In the mid-1940's, Pau Casals was considered  one of the most highly regarded musicians of the time. He was living in exile in Prada de Conflent (France), near the border of his homeland, Catalonia, where he offered help to Spanish Republican families in meeting their basic needs, while also having to steering clear of the Gestapo, which controlled that area.

When World War II ended, Casals hoped that the Allied victory would also lead to the end of the Franco dictatorship in Spain.  But that wish did not come true and, as a result, the master musician chose not to perform in public as long as Franco remained in his position as dictator and the Western powers didn't take steps to bring him down. The power of silence.

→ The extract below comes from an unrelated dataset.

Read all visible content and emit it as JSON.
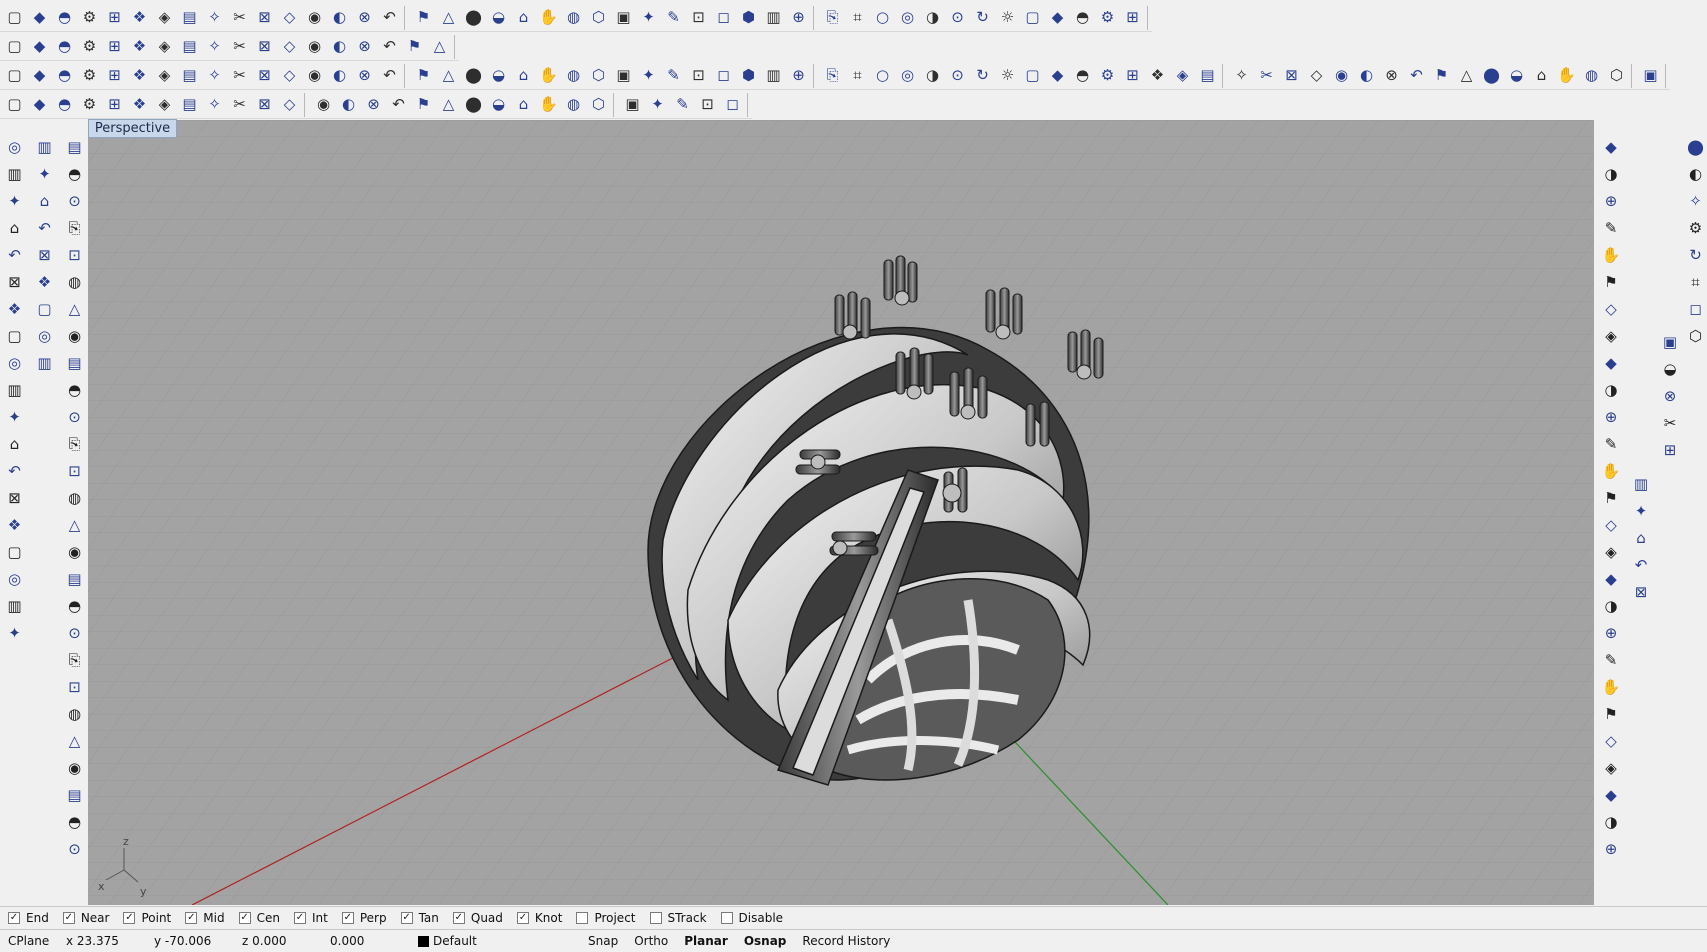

As he struggled to make ends meet by offering cello classes, one of his students, a boy named Pierre, was upset by the fact that a master such as Pau Casals was not sharing his talent with the world at large. The young man tried to convince his mentor to rethink his protest, arguing that by giving a concert he would call even more attention to the unjust situation in Spain.

It just so happened that 1950 was the 200th year of Bach's death  and, as Casals was a world expert on Johann Sebastian Bach,  Pierre's pleas gained support from numerous musicians, friends and followers of Pau Casals─among them the famous violinist, Alexander Schneider─and together they convinced him to change his mind.

The definitive argument which brought Pau Casals back to the public stage, was the daring and extraordinary idea of gathering  top musicians  from around the world for a concert in Prada de Conflent in honor of Bach. Not only was the event a great international success but also the first step towards Pau Casals' return to the limelight, and in short order he became a standard-bearer for the cause of freedom around the world.